Die Iraner haben eine lange Geschichte im Kampf für Selbstbestimmung und Demokratie, die bis ins Jahr 1891 zurückreicht. Dieser Kampf begann mit dem sogenannten „Tabakstreik“, der sich gegen die britischen Interessen im Land richtete. Der Tabakstreik war ein bedeutendes Ereignis, da er nicht nur die Iraker mobilisierte, sondern auch das Bewusstsein für nationale Souveränität und Unabhängigkeit schärfte.
Im Laufe der Jahrhunderte gab es viele weitere Bewegungen und Aufstände, die das Streben nach demokratischen Werten und einer stärkeren politischen Mitsprache des Volkes bekräftigten. Der iranische Verfassungskrieg, der von 1905 bis 1911 dauerte, war ein weiterer entscheidender Moment, in dem die Iraner um eine neue Verfassung kämpften, die ihren politischen Rechten Rechnung tragen sollte. Diese Bewegung betonte die Notwendigkeit von Repräsentation und führte zur Gründung eines Parlaments.

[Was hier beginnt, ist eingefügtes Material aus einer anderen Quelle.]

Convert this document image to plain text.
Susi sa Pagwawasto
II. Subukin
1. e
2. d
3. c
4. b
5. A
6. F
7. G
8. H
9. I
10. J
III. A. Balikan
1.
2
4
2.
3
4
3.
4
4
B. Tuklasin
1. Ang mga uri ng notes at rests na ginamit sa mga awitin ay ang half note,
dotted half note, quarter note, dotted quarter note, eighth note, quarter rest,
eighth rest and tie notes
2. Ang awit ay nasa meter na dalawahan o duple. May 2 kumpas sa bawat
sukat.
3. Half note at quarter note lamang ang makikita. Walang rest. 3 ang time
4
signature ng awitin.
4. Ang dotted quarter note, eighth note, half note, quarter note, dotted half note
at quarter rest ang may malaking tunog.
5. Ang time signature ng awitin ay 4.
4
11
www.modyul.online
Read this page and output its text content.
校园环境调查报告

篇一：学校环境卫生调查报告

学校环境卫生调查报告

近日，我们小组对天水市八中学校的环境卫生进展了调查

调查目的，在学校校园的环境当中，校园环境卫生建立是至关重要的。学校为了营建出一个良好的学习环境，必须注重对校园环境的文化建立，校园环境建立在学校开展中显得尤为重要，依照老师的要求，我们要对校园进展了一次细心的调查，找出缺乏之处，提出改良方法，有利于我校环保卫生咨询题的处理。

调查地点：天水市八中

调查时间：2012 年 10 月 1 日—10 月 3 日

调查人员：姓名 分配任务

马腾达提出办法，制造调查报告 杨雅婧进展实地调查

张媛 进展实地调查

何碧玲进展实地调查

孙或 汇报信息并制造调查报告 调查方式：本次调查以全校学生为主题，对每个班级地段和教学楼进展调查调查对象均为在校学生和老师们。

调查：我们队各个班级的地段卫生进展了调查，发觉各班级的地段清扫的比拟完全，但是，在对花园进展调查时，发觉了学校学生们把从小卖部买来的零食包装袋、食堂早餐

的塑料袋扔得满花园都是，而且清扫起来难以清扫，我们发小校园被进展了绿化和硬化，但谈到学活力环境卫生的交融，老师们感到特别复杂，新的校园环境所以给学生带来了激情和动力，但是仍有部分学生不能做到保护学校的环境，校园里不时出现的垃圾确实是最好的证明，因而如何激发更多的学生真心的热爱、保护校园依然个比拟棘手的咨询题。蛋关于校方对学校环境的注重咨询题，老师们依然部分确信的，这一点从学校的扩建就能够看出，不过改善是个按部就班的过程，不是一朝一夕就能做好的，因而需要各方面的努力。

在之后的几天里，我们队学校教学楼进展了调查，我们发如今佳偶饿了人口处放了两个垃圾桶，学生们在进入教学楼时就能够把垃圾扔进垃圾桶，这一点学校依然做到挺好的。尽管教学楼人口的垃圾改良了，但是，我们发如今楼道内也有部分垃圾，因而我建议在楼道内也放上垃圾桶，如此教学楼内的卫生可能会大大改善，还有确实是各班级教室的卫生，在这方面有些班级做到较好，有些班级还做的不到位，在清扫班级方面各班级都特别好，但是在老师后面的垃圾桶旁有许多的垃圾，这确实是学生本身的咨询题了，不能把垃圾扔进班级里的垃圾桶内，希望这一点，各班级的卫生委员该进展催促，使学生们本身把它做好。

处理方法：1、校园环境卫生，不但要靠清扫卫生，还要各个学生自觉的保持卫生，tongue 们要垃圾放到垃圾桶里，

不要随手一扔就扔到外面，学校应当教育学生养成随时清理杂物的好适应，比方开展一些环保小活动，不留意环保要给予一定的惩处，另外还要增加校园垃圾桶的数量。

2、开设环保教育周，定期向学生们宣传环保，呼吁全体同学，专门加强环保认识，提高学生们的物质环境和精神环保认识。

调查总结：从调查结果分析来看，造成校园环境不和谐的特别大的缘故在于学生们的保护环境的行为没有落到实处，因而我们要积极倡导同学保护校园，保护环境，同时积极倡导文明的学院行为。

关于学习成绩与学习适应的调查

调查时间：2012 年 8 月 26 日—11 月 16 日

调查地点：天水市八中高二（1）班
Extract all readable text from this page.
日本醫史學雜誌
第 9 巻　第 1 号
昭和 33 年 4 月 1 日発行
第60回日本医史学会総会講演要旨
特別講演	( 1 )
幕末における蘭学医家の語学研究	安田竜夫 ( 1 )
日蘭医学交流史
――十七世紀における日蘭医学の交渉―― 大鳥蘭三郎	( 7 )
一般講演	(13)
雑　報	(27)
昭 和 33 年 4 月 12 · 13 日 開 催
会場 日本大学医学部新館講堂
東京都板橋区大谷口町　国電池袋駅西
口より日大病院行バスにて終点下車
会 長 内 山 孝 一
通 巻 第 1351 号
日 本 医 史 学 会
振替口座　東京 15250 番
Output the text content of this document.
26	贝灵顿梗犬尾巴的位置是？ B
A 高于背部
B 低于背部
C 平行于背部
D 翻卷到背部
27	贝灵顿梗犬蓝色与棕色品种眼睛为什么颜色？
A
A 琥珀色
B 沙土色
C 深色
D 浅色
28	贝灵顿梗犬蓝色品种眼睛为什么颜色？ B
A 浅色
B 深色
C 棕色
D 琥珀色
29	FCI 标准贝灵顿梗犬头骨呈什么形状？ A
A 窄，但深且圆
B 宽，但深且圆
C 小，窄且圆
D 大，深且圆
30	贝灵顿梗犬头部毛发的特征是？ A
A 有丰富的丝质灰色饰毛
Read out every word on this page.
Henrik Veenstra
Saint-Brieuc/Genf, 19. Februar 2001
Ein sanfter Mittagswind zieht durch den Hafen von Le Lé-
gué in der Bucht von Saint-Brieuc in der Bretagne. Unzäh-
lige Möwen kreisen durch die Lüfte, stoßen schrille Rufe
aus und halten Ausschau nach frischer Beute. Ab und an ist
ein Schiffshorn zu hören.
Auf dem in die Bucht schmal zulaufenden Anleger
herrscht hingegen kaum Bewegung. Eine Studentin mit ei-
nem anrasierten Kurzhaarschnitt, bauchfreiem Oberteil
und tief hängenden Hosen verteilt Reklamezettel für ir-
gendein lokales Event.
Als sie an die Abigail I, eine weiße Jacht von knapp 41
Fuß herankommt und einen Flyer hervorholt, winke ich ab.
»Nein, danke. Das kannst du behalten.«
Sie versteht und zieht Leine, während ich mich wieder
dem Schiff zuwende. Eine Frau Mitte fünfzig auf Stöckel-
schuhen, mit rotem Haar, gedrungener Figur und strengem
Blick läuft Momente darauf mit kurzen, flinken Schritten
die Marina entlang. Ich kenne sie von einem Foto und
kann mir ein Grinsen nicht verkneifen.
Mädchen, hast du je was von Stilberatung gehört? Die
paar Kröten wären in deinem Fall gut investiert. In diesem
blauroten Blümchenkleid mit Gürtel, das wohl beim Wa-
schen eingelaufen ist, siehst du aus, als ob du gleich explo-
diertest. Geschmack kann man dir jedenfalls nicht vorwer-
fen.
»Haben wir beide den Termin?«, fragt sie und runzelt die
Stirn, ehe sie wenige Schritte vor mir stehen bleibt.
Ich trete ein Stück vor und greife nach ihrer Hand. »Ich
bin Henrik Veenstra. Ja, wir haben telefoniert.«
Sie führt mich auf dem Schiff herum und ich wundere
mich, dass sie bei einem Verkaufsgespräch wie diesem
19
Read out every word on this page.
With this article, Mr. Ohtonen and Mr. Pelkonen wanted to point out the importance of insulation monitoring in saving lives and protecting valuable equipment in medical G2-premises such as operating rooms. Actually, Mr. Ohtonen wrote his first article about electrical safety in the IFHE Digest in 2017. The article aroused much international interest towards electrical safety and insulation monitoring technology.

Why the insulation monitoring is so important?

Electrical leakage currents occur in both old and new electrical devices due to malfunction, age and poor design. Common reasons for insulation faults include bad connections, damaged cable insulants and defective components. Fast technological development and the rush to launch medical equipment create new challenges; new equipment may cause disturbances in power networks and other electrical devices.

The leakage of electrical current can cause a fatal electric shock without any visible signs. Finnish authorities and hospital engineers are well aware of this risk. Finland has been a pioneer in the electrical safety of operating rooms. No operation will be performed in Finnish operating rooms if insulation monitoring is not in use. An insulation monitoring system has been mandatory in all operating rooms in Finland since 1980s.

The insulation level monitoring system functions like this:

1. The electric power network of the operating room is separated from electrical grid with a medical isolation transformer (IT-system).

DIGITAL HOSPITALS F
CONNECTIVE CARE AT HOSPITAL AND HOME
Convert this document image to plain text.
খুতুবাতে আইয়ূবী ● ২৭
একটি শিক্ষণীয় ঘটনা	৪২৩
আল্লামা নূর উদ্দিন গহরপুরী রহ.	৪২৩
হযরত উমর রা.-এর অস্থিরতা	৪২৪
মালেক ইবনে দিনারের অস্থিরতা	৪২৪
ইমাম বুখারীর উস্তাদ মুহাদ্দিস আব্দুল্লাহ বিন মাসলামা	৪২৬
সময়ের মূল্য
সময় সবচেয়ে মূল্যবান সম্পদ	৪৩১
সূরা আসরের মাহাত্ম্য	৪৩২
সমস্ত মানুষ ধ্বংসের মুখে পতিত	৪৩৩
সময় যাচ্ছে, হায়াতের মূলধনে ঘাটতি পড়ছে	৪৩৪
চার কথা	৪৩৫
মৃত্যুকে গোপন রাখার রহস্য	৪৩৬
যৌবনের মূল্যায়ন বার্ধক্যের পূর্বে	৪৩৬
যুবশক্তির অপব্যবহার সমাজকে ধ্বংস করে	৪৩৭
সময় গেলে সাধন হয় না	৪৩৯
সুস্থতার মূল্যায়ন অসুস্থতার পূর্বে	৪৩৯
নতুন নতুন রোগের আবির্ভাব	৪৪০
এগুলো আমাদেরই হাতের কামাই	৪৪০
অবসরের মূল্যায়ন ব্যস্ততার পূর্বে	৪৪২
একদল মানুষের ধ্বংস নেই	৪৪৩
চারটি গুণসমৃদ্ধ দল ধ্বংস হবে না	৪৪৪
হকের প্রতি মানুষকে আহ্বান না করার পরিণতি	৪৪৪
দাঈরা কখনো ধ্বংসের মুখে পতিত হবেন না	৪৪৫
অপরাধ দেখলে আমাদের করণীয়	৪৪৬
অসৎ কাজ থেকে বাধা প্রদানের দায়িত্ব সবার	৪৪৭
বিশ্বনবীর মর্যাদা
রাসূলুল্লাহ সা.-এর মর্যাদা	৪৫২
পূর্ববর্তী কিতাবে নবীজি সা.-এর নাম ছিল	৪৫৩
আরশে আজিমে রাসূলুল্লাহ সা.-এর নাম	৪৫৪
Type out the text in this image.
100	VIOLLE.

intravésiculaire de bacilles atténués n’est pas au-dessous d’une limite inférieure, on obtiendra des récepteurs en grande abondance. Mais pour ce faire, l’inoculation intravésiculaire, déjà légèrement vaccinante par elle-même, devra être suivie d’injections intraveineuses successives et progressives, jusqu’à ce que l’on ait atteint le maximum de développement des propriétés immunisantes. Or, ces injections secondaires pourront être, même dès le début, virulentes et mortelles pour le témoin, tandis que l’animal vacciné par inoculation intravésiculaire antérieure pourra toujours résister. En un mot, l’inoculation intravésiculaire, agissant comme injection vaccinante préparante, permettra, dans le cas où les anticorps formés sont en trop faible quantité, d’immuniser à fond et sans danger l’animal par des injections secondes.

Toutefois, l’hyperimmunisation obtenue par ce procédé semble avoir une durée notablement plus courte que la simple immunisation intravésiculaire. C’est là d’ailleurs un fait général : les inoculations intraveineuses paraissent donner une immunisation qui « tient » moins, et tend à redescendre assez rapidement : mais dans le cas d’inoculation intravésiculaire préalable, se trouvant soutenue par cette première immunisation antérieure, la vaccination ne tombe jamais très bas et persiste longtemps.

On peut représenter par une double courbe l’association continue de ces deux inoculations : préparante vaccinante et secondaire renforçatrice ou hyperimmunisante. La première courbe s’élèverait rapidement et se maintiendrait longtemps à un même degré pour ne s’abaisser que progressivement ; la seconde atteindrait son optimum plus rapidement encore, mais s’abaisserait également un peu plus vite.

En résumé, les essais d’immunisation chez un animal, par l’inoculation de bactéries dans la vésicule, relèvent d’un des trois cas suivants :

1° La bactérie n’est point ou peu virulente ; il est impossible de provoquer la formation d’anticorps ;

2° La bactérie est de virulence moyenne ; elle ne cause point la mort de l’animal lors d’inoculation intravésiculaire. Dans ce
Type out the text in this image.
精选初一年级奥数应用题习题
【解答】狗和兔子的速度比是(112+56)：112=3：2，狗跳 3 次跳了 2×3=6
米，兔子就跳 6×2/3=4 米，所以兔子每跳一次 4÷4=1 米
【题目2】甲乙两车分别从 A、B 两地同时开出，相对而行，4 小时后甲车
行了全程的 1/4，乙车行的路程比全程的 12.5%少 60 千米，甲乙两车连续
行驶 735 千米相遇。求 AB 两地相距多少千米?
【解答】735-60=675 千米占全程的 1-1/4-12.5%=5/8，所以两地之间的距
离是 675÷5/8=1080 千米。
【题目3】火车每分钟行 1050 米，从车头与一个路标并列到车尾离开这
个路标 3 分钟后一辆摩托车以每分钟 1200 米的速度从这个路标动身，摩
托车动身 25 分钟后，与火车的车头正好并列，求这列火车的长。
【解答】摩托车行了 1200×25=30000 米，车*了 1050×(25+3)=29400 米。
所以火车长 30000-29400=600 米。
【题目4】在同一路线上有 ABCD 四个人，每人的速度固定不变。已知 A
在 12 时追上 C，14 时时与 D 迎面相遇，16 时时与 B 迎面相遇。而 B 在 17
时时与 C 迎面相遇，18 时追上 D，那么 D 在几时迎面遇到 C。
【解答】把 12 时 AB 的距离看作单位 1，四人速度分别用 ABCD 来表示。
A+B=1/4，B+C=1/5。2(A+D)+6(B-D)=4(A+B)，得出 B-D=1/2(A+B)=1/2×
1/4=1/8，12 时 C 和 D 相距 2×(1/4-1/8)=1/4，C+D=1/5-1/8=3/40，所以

Trotz dieser Fortschritte sah sich der Iran im 20. Jahrhundert vielen Herausforderungen gegenüber. Die Schah-Dynastie und der Einfluss ausländischer Mächte – insbesondere der USA und Großbritanniens – trugen dazu bei, dass die politischen Freiheiten im Iran eingeschränkt blieben. Die Unzufriedenheit mit der Schah-Herrschaft führte letztendlich zur Islamischen Revolution von 1979, die die politische Landschaft im Iran vollständig veränderte.
Doch auch nach der Revolution blieben die Ideale der Demokratie und der Selbstbestimmung im iranischen Volk stark verankert. Die Bürgerbewegungen in den 2000er Jahren, wie die grüne Bewegung von 2009, zeigten ein erneutes Aufleben des Kampfes um Freiheit und Gleichheit. Die Proteste verdeutlichten den Wunsch der iranischen Bevölkerung, für ihre Rechte einzutreten und gegen die repressiven Tendenzen des Regimes zu kämpfen.
In den gegenwärtigen Zeiten bleibt die iranische Gesellschaft geprägt von Widersprüchen: Auf der einen Seite gibt es eine autoritäre Regierung, die sich vehement gegen jegliche Form von Opposition wehrt, auf der anderen Seite jedoch eine Bevölkerung, die sich zunehmend nach mehr Freiheiten und einer demokratischen Teilhabe sehnt. Der Iran ist heute im Hinblick auf seine kulturellen und historischen Erfahrungen in einer einzigartigen Position, um eine gerechtere und demokratischere Gesellschaft zu entwickeln.
Somit bleibt festzuhalten, dass die Iraner, aufgrund ihrer reichhaltigen Geschichte des Widerstands gegen Unterdrückung und ihre tief verwurzelten demokratischen Bestrebungen, aus ihren gescheiterten Erfahrungen über die Jahre hinweg eine besondere Reife für die Demokratie entwickelt haben. Der Weg zur Demokratie mag lang und beschwerlich sein, doch die Entschlossenheit des iranischen Volkes, für die eigenen Rechte zu kämpfen, ist ungebrochen.